= Ministry of Construction and Settlement (Turkey) =

Former government ministry of Turkey

Ministry of Construction and Settlement (İmar ve İskan Bakanlığı) was a government ministry office in Turkey.

==1923–1925==
According to Population exchange agreement between Greece and Turkey, the Greek Orthodox population in Turkey and the Moslem population in Greece were exchanged in the 1920s. The refugees would be provided with new possessions totaling the ones they had left behind.

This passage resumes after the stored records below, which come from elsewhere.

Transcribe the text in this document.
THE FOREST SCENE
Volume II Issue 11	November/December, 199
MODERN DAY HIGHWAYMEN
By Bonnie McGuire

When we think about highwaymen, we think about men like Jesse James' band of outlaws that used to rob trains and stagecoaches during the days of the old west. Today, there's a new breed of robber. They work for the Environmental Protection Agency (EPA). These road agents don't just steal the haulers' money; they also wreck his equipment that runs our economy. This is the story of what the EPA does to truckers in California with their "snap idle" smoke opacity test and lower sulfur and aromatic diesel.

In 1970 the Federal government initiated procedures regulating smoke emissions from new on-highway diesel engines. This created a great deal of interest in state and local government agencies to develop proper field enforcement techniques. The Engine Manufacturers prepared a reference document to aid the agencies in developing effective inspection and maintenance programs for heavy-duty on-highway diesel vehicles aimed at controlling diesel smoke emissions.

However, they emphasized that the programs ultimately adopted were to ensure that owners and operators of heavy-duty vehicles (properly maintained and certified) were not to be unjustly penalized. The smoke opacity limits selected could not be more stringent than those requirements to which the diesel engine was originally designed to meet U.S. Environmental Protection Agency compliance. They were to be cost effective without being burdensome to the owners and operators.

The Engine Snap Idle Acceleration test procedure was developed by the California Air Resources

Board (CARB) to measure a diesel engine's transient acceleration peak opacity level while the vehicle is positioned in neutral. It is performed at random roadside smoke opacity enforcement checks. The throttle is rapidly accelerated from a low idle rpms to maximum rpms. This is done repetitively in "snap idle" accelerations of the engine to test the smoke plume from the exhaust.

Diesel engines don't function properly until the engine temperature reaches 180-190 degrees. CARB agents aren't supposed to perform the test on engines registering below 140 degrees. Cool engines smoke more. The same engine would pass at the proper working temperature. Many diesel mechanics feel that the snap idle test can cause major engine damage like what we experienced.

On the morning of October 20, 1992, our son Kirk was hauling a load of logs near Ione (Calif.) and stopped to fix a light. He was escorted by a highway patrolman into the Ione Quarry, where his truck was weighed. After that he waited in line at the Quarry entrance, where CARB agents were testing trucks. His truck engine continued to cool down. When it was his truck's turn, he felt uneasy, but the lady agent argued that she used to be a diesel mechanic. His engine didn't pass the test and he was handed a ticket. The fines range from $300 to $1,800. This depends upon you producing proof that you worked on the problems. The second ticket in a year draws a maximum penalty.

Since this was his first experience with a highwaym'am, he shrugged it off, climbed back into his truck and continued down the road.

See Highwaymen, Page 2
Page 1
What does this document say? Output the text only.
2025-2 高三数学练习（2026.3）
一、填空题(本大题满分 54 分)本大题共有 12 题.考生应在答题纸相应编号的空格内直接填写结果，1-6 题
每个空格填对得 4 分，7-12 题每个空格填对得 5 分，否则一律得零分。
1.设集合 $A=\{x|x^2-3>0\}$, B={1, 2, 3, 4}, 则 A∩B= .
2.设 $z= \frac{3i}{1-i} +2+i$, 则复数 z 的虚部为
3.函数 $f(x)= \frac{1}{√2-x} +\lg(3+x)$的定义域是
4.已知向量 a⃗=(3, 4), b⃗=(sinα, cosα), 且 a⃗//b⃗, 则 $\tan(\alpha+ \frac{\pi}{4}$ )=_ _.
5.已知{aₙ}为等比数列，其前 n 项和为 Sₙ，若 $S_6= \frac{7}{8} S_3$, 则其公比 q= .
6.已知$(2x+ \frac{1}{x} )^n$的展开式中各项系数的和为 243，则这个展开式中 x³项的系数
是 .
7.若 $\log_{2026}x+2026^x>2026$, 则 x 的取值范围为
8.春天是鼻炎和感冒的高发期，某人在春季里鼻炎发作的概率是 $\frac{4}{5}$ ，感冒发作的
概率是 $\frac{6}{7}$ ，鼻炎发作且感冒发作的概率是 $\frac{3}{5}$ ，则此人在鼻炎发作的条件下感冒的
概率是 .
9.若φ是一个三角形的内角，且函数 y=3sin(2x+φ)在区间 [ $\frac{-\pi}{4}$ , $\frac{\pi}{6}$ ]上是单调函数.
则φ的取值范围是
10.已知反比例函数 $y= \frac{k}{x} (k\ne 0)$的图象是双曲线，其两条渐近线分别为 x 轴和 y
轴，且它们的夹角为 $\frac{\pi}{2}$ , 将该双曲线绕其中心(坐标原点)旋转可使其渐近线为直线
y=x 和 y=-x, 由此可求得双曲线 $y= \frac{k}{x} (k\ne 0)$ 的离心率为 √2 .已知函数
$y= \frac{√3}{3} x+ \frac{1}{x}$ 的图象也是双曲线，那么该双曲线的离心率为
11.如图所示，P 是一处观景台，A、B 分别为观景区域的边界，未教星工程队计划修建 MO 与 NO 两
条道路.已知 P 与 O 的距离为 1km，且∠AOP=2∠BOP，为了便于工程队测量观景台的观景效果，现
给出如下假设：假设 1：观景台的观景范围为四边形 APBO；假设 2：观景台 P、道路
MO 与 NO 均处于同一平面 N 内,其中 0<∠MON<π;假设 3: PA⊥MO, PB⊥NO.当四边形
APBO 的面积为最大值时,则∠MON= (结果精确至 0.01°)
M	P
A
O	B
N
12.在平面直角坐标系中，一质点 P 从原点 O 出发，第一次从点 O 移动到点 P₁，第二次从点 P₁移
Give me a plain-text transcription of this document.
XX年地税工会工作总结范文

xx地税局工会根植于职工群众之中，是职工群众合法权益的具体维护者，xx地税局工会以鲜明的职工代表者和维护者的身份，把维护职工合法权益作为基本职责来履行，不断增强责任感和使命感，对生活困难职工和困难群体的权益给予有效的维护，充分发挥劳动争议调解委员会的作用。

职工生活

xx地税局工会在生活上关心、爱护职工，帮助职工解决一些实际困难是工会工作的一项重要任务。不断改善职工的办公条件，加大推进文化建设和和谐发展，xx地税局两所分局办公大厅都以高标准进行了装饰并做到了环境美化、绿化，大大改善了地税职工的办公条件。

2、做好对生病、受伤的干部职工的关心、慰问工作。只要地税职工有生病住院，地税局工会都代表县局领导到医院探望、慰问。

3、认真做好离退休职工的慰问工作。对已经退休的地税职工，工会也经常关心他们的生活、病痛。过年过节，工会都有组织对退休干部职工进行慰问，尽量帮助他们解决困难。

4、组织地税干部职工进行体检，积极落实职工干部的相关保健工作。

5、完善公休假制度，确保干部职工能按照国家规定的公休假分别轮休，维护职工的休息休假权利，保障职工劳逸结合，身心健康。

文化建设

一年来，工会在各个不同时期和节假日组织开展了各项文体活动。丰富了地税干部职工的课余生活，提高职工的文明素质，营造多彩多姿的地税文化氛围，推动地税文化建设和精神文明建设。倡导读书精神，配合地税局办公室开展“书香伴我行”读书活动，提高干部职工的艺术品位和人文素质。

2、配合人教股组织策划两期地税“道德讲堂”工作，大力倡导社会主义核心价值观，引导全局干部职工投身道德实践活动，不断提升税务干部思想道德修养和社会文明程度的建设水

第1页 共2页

Listing the possessions of the Orthodox people who left Turkey and assigning them to the Moslem people from Greece was a formidable task for the bureaucracy of the newly established Turkey and a separate ministry was formed to solve the problems of the exchange and settlement on 30 October 1923. During the 1st and the 2nd government of Turkey the name of the ministry was Ministry of Exchange, Construction and Settlement.
During the 3rd government of Turkey the Minister of Interior was also the Minister of Exchange, Construction and Settlement between 22 November 1924 – 3 March 1925. After the 3rd government the ministry was abolished.

==1957–1983==
However, in the 1950s during the large-scale migration from the villages to cities the ministry was reestablished with the name the Ministry of Construction and Settlement. The ministry was established in the 23rd government of Turkey and was merged to the Ministry of Public Works in the 45th government i.e., it was effective between 25 November 1957 – 13 December 1983.